Edouard Vuillard
Le Lecture Sous Les Arbres A Amfreville (Reading Under the Trees in Amfreville)
About this Item
signed; inscribed with the artist's name, the title and the medium on a Dennis Hotz Fine Art gallery label adhered to the reverse
Exhibited
Galerie Bernheim-Jeune, Paris, Vuillard, 1953, no. 61.
Provenance
Mrs Nicolas, Paris, c. 1953
Hôtel Drouot, Paris, 1 March 1982, lot 180.
JPL Fine Arts, London
Private collection, Mexico
Christie's, London, 16 November 1983, lot 131.
Private Collection
Strauss & Co, Johannesburg, 4 June 2018, lot 252.
Literature
Antoine Salomon, Guy Cogeval, Edouard Vuillard, Mathias Chivot (2003) Vuillard: Critical Catalogue of Paintings and Pastels, Paris: Skira and Wildenstein Institute, illustrated in colour on page 907.
Notes
Édouard Vuillard stands among the most distinctive voices of late 19th- and early 20th-century French painting. A central member of the Nabis, he developed a practice that merged the innovations of Impressionism with Symbolist subjectivity and decorative aesthetics. While his contemporaries often gravitated toward grand narratives or public spaces, Vuillard became best known as an Intimist, a painter of quiet domestic interiors and private gardens, where everyday moments were transformed into lyrical meditations on modern life.
This pastel, La Lecture sous les arbres à Amfreville (Reading Under the Trees in Amfreville), epitomises Vuillard’s ability to distil atmosphere and mood from seemingly modest subject matter. The scene presents a shaded garden, its trees rendered in flickering strokes of green, yellow and blue pastel, through which sunlight filters in broken patterns. At the far right, a figure, absorbed in his book, is almost subsumed by the surrounding foliage. True to Vuillard’s Intimist approach, narrative gives way to sensation: the viewer is drawn into the hushed stillness of a summer’s day, where leisure and contemplation exist in perfect harmony with nature.
Vuillard’s later landscapes often emerged from his time in Normandy, where he stayed with friends and patrons. In these works, the garden became a stage for exploring perception itself: how light, shadow, and atmosphere dissolve the boundary between figure and setting. His treatment of trees here recalls the decorative rhythms that had long fascinated him, from Japanese prints to patterned textiles, transforming natural growth into something almost ornamental.
Equally important to understanding this work is Vuillard’s role as a photographer, a practice he pursued with enthusiasm from the 1890s onwards. His photographs, often informal and intimate, reveal the same preoccupation with framing, cropping, and capturing fleeting instants that animate his paintings and pastels. In La Lecture sous les arbres à Amfreville, one senses this photographic eye: the tilted perspective, the partially cropped chairs in the foreground, and the dissolving figure suggest a moment caught unaware, as if observed through the lens. This dialogue between pastel and photography underscores Vuillard’s sensitivity to the ways in which modern vision itself was changing.
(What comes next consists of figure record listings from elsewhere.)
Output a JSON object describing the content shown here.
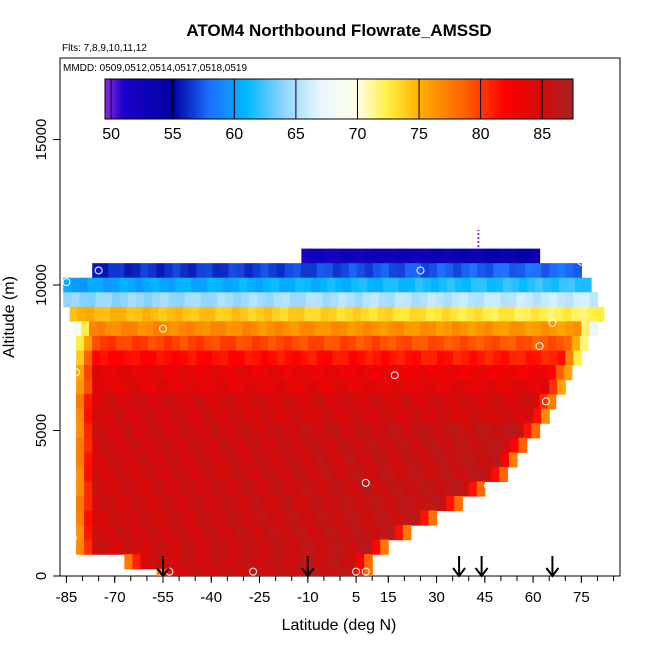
{
  "chart_data": {
    "type": "heatmap",
    "title": "ATOM4 Northbound Flowrate_AMSSD",
    "flights_label": "Flts: 7,8,9,10,11,12",
    "dates_label": "MMDD: 0509,0512,0514,0517,0518,0519",
    "xlabel": "Latitude (deg N)",
    "ylabel": "Altitude (m)",
    "x_ticks": [
      "-85",
      "-70",
      "-55",
      "-40",
      "-25",
      "-10",
      "5",
      "15",
      "30",
      "45",
      "60",
      "75"
    ],
    "x_tick_values": [
      -85,
      -70,
      -55,
      -40,
      -25,
      -10,
      5,
      15,
      30,
      45,
      60,
      75
    ],
    "y_ticks": [
      "0",
      "5000",
      "10000",
      "15000"
    ],
    "y_tick_values": [
      0,
      5000,
      10000,
      15000
    ],
    "xlim": [
      -87,
      87
    ],
    "ylim": [
      0,
      17800
    ],
    "colorbar": {
      "ticks": [
        "50",
        "55",
        "60",
        "65",
        "70",
        "75",
        "80",
        "85"
      ],
      "tick_values": [
        50,
        55,
        60,
        65,
        70,
        75,
        80,
        85
      ],
      "range": [
        49.5,
        87.5
      ],
      "stops": [
        {
          "v": 49.5,
          "c": "#8a2be2"
        },
        {
          "v": 51.0,
          "c": "#1a00cc"
        },
        {
          "v": 55.0,
          "c": "#0000a0"
        },
        {
          "v": 58.0,
          "c": "#1e6fff"
        },
        {
          "v": 61.0,
          "c": "#00b8ff"
        },
        {
          "v": 64.0,
          "c": "#8fd4ff"
        },
        {
          "v": 67.0,
          "c": "#e8f6ff"
        },
        {
          "v": 70.0,
          "c": "#ffffe8"
        },
        {
          "v": 72.5,
          "c": "#ffee40"
        },
        {
          "v": 75.0,
          "c": "#ffb000"
        },
        {
          "v": 79.0,
          "c": "#ff5a00"
        },
        {
          "v": 82.0,
          "c": "#ff0000"
        },
        {
          "v": 85.0,
          "c": "#d30b0b"
        },
        {
          "v": 87.5,
          "c": "#a52424"
        }
      ]
    },
    "layers": [
      {
        "alt": 11000,
        "lat_min": -12,
        "lat_max": 62,
        "value_left": 52,
        "value_right": 54
      },
      {
        "alt": 10500,
        "lat_min": -77,
        "lat_max": 75,
        "value_left": 56,
        "value_right": 58
      },
      {
        "alt": 10000,
        "lat_min": -86,
        "lat_max": 78,
        "value_left": 60,
        "value_right": 62
      },
      {
        "alt": 9500,
        "lat_min": -86,
        "lat_max": 80,
        "value_left": 64,
        "value_right": 66
      },
      {
        "alt": 9000,
        "lat_min": -84,
        "lat_max": 82,
        "value_left": 75,
        "value_right": 72
      },
      {
        "alt": 8500,
        "lat_min": -83,
        "lat_max": 80,
        "value_left": 77,
        "value_right": 76
      },
      {
        "alt": 8000,
        "lat_min": -82,
        "lat_max": 77,
        "value_left": 80,
        "value_right": 79
      },
      {
        "alt": 7500,
        "lat_min": -82,
        "lat_max": 75,
        "value_left": 82,
        "value_right": 81
      },
      {
        "alt": 7000,
        "lat_min": -82,
        "lat_max": 72,
        "value_left": 84,
        "value_right": 83
      },
      {
        "alt": 6500,
        "lat_min": -82,
        "lat_max": 70,
        "value_left": 84,
        "value_right": 84
      },
      {
        "alt": 6000,
        "lat_min": -82,
        "lat_max": 67,
        "value_left": 85,
        "value_right": 85
      },
      {
        "alt": 5500,
        "lat_min": -82,
        "lat_max": 65,
        "value_left": 85,
        "value_right": 85
      },
      {
        "alt": 5000,
        "lat_min": -82,
        "lat_max": 62,
        "value_left": 85,
        "value_right": 86
      },
      {
        "alt": 4500,
        "lat_min": -82,
        "lat_max": 58,
        "value_left": 85,
        "value_right": 86
      },
      {
        "alt": 4000,
        "lat_min": -82,
        "lat_max": 55,
        "value_left": 85,
        "value_right": 86
      },
      {
        "alt": 3500,
        "lat_min": -82,
        "lat_max": 52,
        "value_left": 85,
        "value_right": 86
      },
      {
        "alt": 3000,
        "lat_min": -82,
        "lat_max": 45,
        "value_left": 85,
        "value_right": 86
      },
      {
        "alt": 2500,
        "lat_min": -82,
        "lat_max": 38,
        "value_left": 85,
        "value_right": 86
      },
      {
        "alt": 2000,
        "lat_min": -82,
        "lat_max": 30,
        "value_left": 85,
        "value_right": 86
      },
      {
        "alt": 1500,
        "lat_min": -82,
        "lat_max": 22,
        "value_left": 85,
        "value_right": 86
      },
      {
        "alt": 1000,
        "lat_min": -82,
        "lat_max": 15,
        "value_left": 85,
        "value_right": 86
      },
      {
        "alt": 500,
        "lat_min": -67,
        "lat_max": 10,
        "value_left": 85,
        "value_right": 86
      },
      {
        "alt": 0,
        "lat_min": -57,
        "lat_max": 10,
        "value_left": 85,
        "value_right": 86
      }
    ],
    "observation_points": [
      {
        "lat": -85,
        "alt": 10100
      },
      {
        "lat": -75,
        "alt": 10500
      },
      {
        "lat": -55,
        "alt": 8500
      },
      {
        "lat": -82,
        "alt": 7000
      },
      {
        "lat": 17,
        "alt": 6900
      },
      {
        "lat": 25,
        "alt": 10500
      },
      {
        "lat": 62,
        "alt": 7900
      },
      {
        "lat": 66,
        "alt": 8700
      },
      {
        "lat": 64,
        "alt": 6000
      },
      {
        "lat": 75,
        "alt": 10800
      },
      {
        "lat": 8,
        "alt": 3200
      },
      {
        "lat": 46,
        "alt": 3100
      },
      {
        "lat": -83,
        "alt": 1300
      },
      {
        "lat": -53,
        "alt": 150
      },
      {
        "lat": -27,
        "alt": 150
      },
      {
        "lat": 5,
        "alt": 150
      },
      {
        "lat": 8,
        "alt": 150
      }
    ],
    "arrows": [
      -55,
      -10,
      37,
      44,
      66
    ],
    "marker_line": {
      "lat": 43,
      "alt_min": 11300,
      "alt_max": 11900
    }
  }
}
Pastel, a medium Vuillard employed with exceptional subtlety, heightens the work’s immediacy. Its powdery texture allows him to blur edges and soften contours so that colour and form seem to shimmer and dissolve. What results is a picture not of fixed detail but of perception in flux, where atmosphere takes precedence over linear clarity.
Seen within the broader trajectory of Vuillard’s career, La Lecture sous les arbres à Amfreville demonstrates how the artist extended the principles of Intimism beyond the walls of the bourgeois home into the open air. It is both a meditation on the relationship between people and their environments and an exploration of how modern vision, shaped by photography, by the decorative arts, and by the legacy of Impressionism, could transform the everyday into the poetic.
Belinda Thomson (1998) Vuillard, New York: Abbeville.
Katherine Kuenzli (2010) The Nabis and Intimate Modernism: Painting and the Decorative at the Fin-de-Siècle, Oxfordshire: Routledge.